詳細な説明は入門書などに譲るが、「二眼」あれば「着手禁止点」の関係で相手の石を囲むことができなくなる。すなわちその石は「生きる」ことができるわけだ。

【 二眼の生き 】 |
上の図は隅でよく出てくる「二眼の生き」の形。黒はもうどうやっても白を取ることはできない。
こうして見ると死活は単純に見えるかもしれないが、白、黒の形が変わってくることでとてつもなく複雑になる。複雑になってくると「ホウリコミ」や「ウッテガエシ」などのテクニカル・タームも関連してくる。書店で売られている「詰め碁」の書籍は、この死活に関わる問題を集めたものだ。
弟子は今、私と十九路盤四子局(弟子がハンデとして最初から4つの石を置く)で打っているが、せっかく置いた石をいじめられて取られてしまうことも多い。そのせいで死活に自信を失い、必要以上に守ってみたり、見当はずれなところを守っている様子。死活は勉強して覚えることもできるが、まあ「慣れ」。もう少しすれば「なんとなく形が悪いみたい」とわかるようになるはずだ。
弟子の話が出たついで。
やはり弟子は十九路の広さに呆然としているようだ。昨日は弟子とほぼ同じ実力の人と対局していたが、「隅を守りたい」という気持ちと「でも隅に封鎖されてしまっては勝ちがない」という両方の気持ちのせいで、守るでもなく攻めるでもなく、大量の団子石(意味なくかたまってしまった石をダンゴと呼ぶ)を作ってしまっていた。双方ともに相手の石を十数個取っての乱戦になっていた。

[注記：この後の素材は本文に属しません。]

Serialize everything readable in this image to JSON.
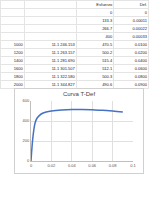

まあ弟子の不調(と、いうほどでもないが)は私の責任が大きい。このところ不調だったせいで、弟子との対局では本当に「イヂワル」な手筋を多用していた。おかげで師匠の私はこれまで苦手だった「戦い」に慣れてきたが、弟子は「いぢめる?」と「ぼのぼの」のように臆病になってしまった。しばらくは置石なしの指導碁を打って、きちんとした手筋を覚えさせてやることにしよう。
ところで。
昨日の私はまたずいぶん若い少年との対局。たいていの場合、少年たちは「結構マジ」に碁を打っている。「やがてはプロに」と考えている少年もいる。そんな少年たちと打つと、こちらが妙な手を打ってつまらない思いをさせてしまうのではないかという緊張感がある。もともとうまい碁ではないが、その緊張感のせいで余計に変な手を打ってしまうこともあるわけだ(負け惜しみかな)。
それでも。
昨今の絶不調から見ると、この日の対局は自分なりに納得する碁を打つことができた。一箇所、ウッテガエシにて相手の石を取れる形になったところもあった。そんな形の手ができただけで「ほのぼの〜」と嬉しくなってしまった(苦笑)。結果は20目くらいの差で負けたものの、復活の兆しを感じる碁ではあった。
それもこれも。
苦手だった「攻め」の碁を覚えさせてくれた弟子のおかげ。君はいじめられてばかりでつまらなかったかもしれないが、おかげで師匠は一皮向けた。ありがとう!>弟子。